Ada beberapa kudapan wajib khas Aceh yang selalu disajikan keluarganya, salah satunya katupek atau ketupe alias ketupat tape. Jauh dari kampung halaman memang tak menggusur tradisi makan katupek di keluarga besarnya. Namun tinggal di Jakarta juga membuat keluarga Meutia tetap menikmati ketupat sayur ala masyarakat Jawa.
Ketupat sudah menjadi simbol Hari Raya umat Islam di Indonesia sejak zaman dahulu, tepatnya pada masa pemerintahan Demak yang dipimpin Raden Patah di awal abad 15, menurut H.J. de Graaf dalam Malay Annal.
Ia menduga, kulit ketupat yang terbuat dari janur berfungsi menunjukkan identitas budaya pesisir yang ditumbuhi banyak pohon kelapa. Sementara warna kuning pada janur dimaknai sebagai upada masyarakat pesisir Jawa untuk membedakan warna hijau dari Timur Tengah dan merah dari Asia Timur.

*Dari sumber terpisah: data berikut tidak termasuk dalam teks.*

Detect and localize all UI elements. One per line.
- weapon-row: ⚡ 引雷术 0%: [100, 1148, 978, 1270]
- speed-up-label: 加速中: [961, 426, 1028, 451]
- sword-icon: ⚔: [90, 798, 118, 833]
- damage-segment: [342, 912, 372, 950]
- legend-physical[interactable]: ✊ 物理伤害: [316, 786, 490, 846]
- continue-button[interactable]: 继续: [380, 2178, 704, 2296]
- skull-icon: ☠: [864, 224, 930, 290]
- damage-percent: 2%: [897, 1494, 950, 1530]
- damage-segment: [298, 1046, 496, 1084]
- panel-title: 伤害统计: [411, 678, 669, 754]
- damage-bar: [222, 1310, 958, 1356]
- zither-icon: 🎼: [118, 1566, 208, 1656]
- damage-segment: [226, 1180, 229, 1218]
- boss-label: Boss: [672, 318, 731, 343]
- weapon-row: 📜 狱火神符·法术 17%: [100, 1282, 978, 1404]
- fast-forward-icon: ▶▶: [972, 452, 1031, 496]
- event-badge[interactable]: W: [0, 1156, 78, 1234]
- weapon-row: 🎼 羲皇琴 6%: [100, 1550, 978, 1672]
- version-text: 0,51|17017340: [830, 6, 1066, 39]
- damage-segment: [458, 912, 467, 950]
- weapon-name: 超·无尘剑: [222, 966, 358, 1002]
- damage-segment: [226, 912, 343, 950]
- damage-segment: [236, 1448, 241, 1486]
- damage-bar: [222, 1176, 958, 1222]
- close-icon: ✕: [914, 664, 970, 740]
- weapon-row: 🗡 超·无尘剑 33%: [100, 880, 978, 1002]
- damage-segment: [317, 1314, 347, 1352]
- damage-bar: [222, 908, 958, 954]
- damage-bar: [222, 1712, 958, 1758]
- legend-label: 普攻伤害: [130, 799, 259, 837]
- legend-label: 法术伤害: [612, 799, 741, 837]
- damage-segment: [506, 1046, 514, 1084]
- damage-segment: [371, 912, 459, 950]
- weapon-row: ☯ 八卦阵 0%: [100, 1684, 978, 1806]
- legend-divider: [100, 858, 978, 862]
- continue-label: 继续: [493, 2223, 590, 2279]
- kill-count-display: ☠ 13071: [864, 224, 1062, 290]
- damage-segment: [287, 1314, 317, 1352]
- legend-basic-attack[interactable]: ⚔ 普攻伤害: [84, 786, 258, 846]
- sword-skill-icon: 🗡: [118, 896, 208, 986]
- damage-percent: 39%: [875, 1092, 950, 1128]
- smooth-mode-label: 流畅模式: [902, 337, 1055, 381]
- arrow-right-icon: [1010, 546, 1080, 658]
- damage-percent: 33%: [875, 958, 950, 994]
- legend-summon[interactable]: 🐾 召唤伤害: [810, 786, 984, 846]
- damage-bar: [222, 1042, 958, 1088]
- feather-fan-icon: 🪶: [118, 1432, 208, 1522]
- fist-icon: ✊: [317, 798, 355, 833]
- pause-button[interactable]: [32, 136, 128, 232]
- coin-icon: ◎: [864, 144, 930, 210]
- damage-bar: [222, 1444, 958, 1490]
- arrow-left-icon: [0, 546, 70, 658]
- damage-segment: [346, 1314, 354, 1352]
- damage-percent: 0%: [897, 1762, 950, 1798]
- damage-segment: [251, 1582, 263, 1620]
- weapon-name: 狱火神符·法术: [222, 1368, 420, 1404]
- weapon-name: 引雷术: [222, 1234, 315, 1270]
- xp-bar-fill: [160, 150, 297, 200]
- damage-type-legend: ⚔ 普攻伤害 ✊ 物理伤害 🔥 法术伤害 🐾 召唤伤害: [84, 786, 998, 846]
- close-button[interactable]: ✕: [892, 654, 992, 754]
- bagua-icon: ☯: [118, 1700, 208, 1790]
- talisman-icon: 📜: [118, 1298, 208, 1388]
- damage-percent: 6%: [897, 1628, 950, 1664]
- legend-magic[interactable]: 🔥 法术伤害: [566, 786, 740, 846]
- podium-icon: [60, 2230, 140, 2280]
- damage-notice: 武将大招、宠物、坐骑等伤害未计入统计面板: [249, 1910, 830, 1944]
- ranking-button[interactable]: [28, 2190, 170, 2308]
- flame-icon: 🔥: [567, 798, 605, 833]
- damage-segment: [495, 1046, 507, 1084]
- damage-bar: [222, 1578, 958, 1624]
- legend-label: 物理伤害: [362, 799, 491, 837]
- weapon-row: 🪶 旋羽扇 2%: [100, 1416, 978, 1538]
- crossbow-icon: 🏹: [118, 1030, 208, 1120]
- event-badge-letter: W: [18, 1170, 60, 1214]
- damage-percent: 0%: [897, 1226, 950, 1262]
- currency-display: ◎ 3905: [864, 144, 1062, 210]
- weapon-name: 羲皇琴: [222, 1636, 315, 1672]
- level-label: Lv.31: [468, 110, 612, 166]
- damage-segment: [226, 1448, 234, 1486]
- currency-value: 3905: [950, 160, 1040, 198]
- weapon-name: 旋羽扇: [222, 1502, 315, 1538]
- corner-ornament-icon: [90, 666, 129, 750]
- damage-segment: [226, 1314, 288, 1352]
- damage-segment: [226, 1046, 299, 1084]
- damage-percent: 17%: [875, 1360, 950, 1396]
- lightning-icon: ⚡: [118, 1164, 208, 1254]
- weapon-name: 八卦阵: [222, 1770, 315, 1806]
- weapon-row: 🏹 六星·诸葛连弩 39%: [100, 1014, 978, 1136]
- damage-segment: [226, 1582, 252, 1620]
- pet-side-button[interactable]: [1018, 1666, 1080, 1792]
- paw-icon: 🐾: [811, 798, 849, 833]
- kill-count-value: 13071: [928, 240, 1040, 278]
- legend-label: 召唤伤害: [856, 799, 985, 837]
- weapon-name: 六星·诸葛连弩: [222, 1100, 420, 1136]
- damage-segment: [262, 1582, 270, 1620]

Seorang anak berada dalam tumpukan ketupat saat acara Lebaran ketupat di halaman kantor walikota Jakarta Barat. (VIVA.co.id/Anhar Rizki Affandi)
Ketupat dalam Kamus Pepak Basa Jawa oleh Slamet Mulyono, berasal dari kupat. Parafrase kupat adalah ngaku lepat yang artinya mengaku bersalah. Janur atau daun kelapa yang membungkus ketupat merupakan kependekan dari kata 'jatining nur' yang berarti hati nurani. Secara filosofis beras yang dimasukkan dalam anyaman ketupat menggambarkan nafsu duniawi.
Bentuk ketupat sendiri beragam. Menurut Linda Farida Rahmat, pakar kuliner sekaligus anggota tim ahli bidang kuliner warisan budaya tak benda Kementerian Pendidikan dan Kebudayaan, bentuk ketupat bisa tergantung kreativitas masing-masing pengrajin dan daerahnya.
"Kalau bentuknya beragam tergantung kreativitas ada yang panjang, segi empat, kerucut, segi lima ada yang gepeng, bundar, ada yang kecil dan besar. Biasanya ketupat dibuat awalnya untuk tali silaturrahim isinya bisa macam-macam seperti beras ketan atau beras nasi dimasak dengan air putih atau santan," ujarnya kepada VIVA.co.id melalui sambungan suara.
Kehadiran ketupat di tengah perayaan Lebaran di Indonesia dianggap memiliki makna filosofis untuk saling memaafkan dan bersilaturrahmi. Masih menurut Linda, ketupat yang tak bisa dimakan sendiri itu, artinya harus dengan kudapan pelengkap lain, melambangkan keberagaman dan kebersamaan.
"Kalau bersatu itu kan nikmat dan jadi sarana untuk silaturrahim karena ketupat tidak bisa dimakan sendiri," tambahnya.
Di Jawa, bahkan dikenal adanya Lebaran Ketupat, yang merupakan perayaan pada satu minggu setelah Idul Fitri atau tepatnya setiap 8 Syawal. Namun, Lebaran Ketupat ini masih asing bagi masyarakat luar Jawa, Aceh misalnya.
Negeri Serambi Mekkah itu tidak mengenal istilah Lebaran Ketupat. Akan tetapi, Aceh juga punya tradisi makan ketupat saat Hari Raya. Provinsi ini punya keunikan sendiri dalam menikmati kudapan spesial Lebaran. Seperti apa tradisi makan ketupat dan kuliner khas lain di Aceh saat Lebaran?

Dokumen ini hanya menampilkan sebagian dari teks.